Another recent survey suggests that pregnant surgical residents face several barriers during their training, including a lack of salary for extended family leave, resentment from fellow residents who need to cover for them during maternity leave, and a lack of formal lactation policies.
A few policy changes by national board organizations, including those in the surgical specialties, may make life a little easier for female trainees to have children, suggests Samora.

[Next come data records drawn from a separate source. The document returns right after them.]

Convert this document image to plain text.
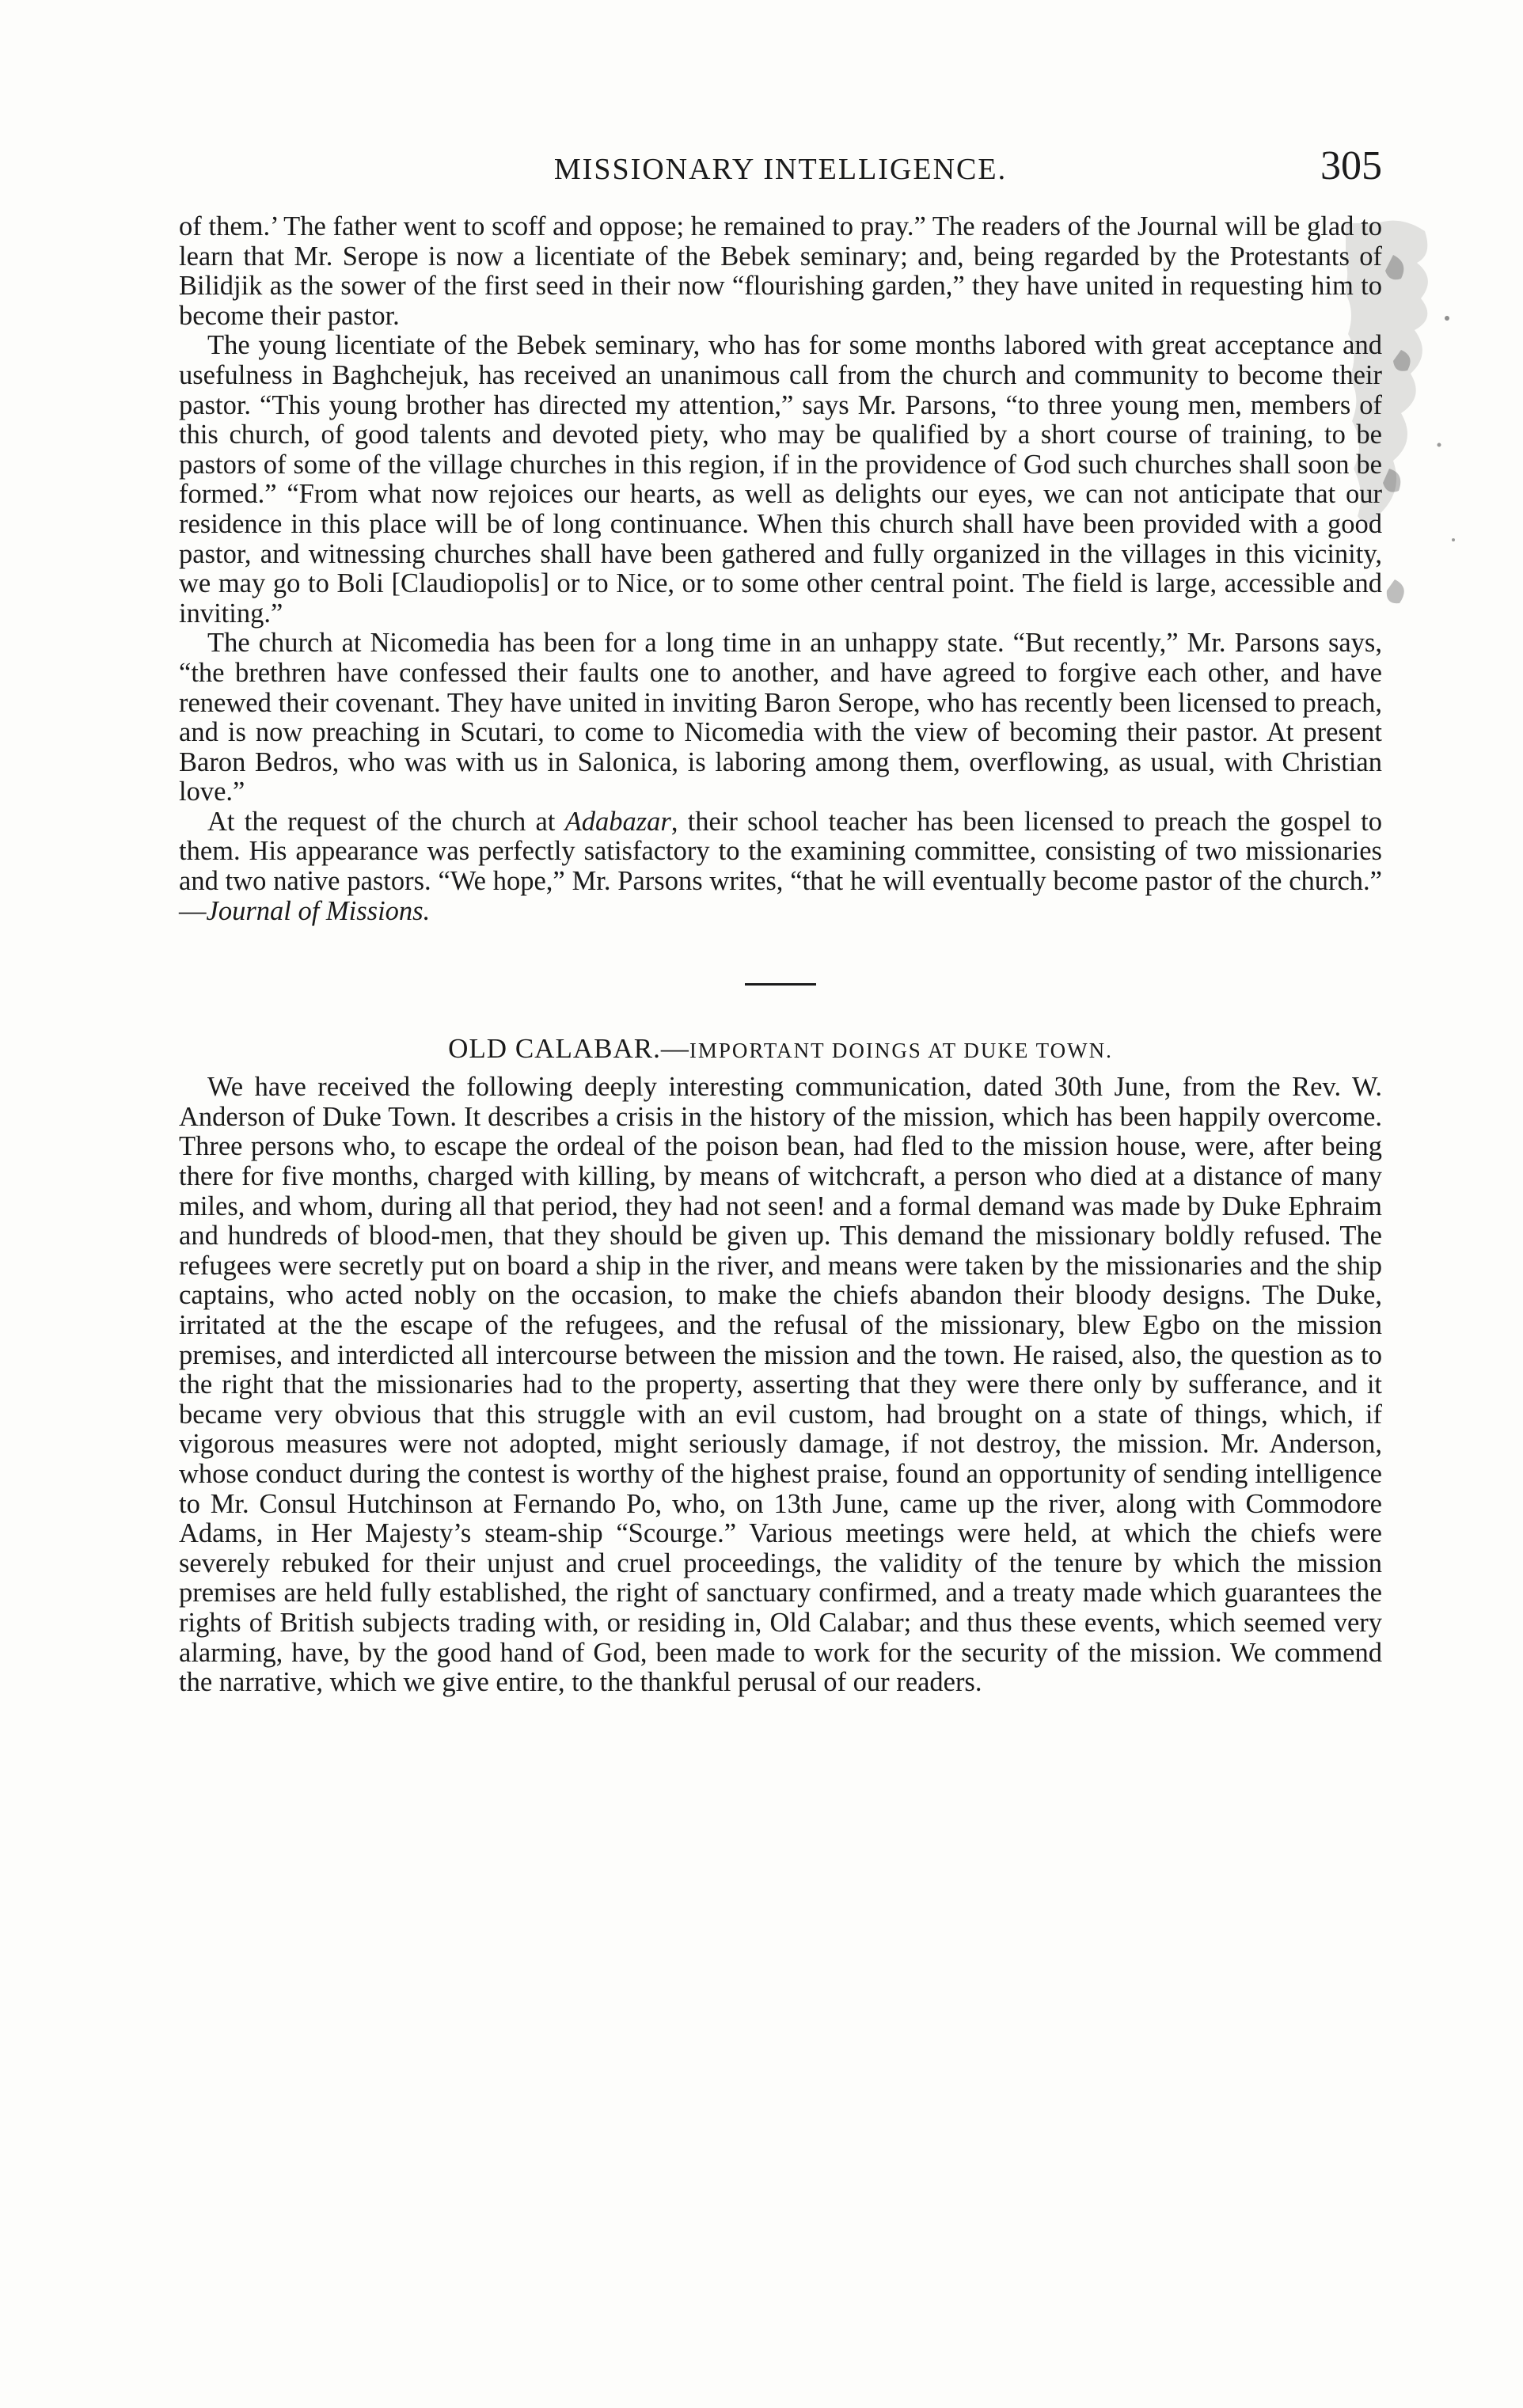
MISSIONARY INTELLIGENCE.	305

of them.’ The father went to scoff and oppose; he remained to pray.” The readers of the Journal will be glad to learn that Mr. Serope is now a licentiate of the Bebek seminary; and, being regarded by the Protestants of Bilidjik as the sower of the first seed in their now “flourishing garden,” they have united in requesting him to become their pastor.

The young licentiate of the Bebek seminary, who has for some months labored with great acceptance and usefulness in Baghchejuk, has received an unanimous call from the church and community to become their pastor. “This young brother has directed my attention,” says Mr. Parsons, “to three young men, members of this church, of good talents and devoted piety, who may be qualified by a short course of training, to be pastors of some of the village churches in this region, if in the providence of God such churches shall soon be formed.” “From what now rejoices our hearts, as well as delights our eyes, we can not anticipate that our residence in this place will be of long continuance. When this church shall have been provided with a good pastor, and witnessing churches shall have been gathered and fully organized in the villages in this vicinity, we may go to Boli [Claudiopolis] or to Nice, or to some other central point. The field is large, accessible and inviting.”

The church at Nicomedia has been for a long time in an unhappy state. “But recently,” Mr. Parsons says, “the brethren have confessed their faults one to another, and have agreed to forgive each other, and have renewed their covenant. They have united in inviting Baron Serope, who has recently been licensed to preach, and is now preaching in Scutari, to come to Nicomedia with the view of becoming their pastor. At present Baron Bedros, who was with us in Salonica, is laboring among them, overflowing, as usual, with Christian love.”

At the request of the church at Adabazar, their school teacher has been licensed to preach the gospel to them. His appearance was perfectly satisfactory to the examining committee, consisting of two missionaries and two native pastors. “We hope,” Mr. Parsons writes, “that he will eventually become pastor of the church.” —Journal of Missions.

OLD CALABAR.—IMPORTANT DOINGS AT DUKE TOWN.

We have received the following deeply interesting communication, dated 30th June, from the Rev. W. Anderson of Duke Town. It describes a crisis in the history of the mission, which has been happily overcome. Three persons who, to escape the ordeal of the poison bean, had fled to the mission house, were, after being there for five months, charged with killing, by means of witchcraft, a person who died at a distance of many miles, and whom, during all that period, they had not seen! and a formal demand was made by Duke Ephraim and hundreds of blood-men, that they should be given up. This demand the missionary boldly refused. The refugees were secretly put on board a ship in the river, and means were taken by the missionaries and the ship captains, who acted nobly on the occasion, to make the chiefs abandon their bloody designs. The Duke, irritated at the the escape of the refugees, and the refusal of the missionary, blew Egbo on the mission premises, and interdicted all intercourse between the mission and the town. He raised, also, the question as to the right that the missionaries had to the property, asserting that they were there only by sufferance, and it became very obvious that this struggle with an evil custom, had brought on a state of things, which, if vigorous measures were not adopted, might seriously damage, if not destroy, the mission. Mr. Anderson, whose conduct during the contest is worthy of the highest praise, found an opportunity of sending intelligence to Mr. Consul Hutchinson at Fernando Po, who, on 13th June, came up the river, along with Commodore Adams, in Her Majesty’s steam-ship “Scourge.” Various meetings were held, at which the chiefs were severely rebuked for their unjust and cruel proceedings, the validity of the tenure by which the mission premises are held fully established, the right of sanctuary confirmed, and a treaty made which guarantees the rights of British subjects trading with, or residing in, Old Calabar; and thus these events, which seemed very alarming, have, by the good hand of God, been made to work for the security of the mission. We commend the narrative, which we give entire, to the thankful perusal of our readers.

Residents and fellows are now allowed a minimum of 6 weeks away for medical leave or caregiving once during training, without having to use vacation or sick leave and without having to extend their training, the American Board of Medical Specialties has announced.
In addition, the American Board of Orthopaedic Surgery and the American Board of Surgery have enacted policies that allow lactating women to take a break to pump during their board exams.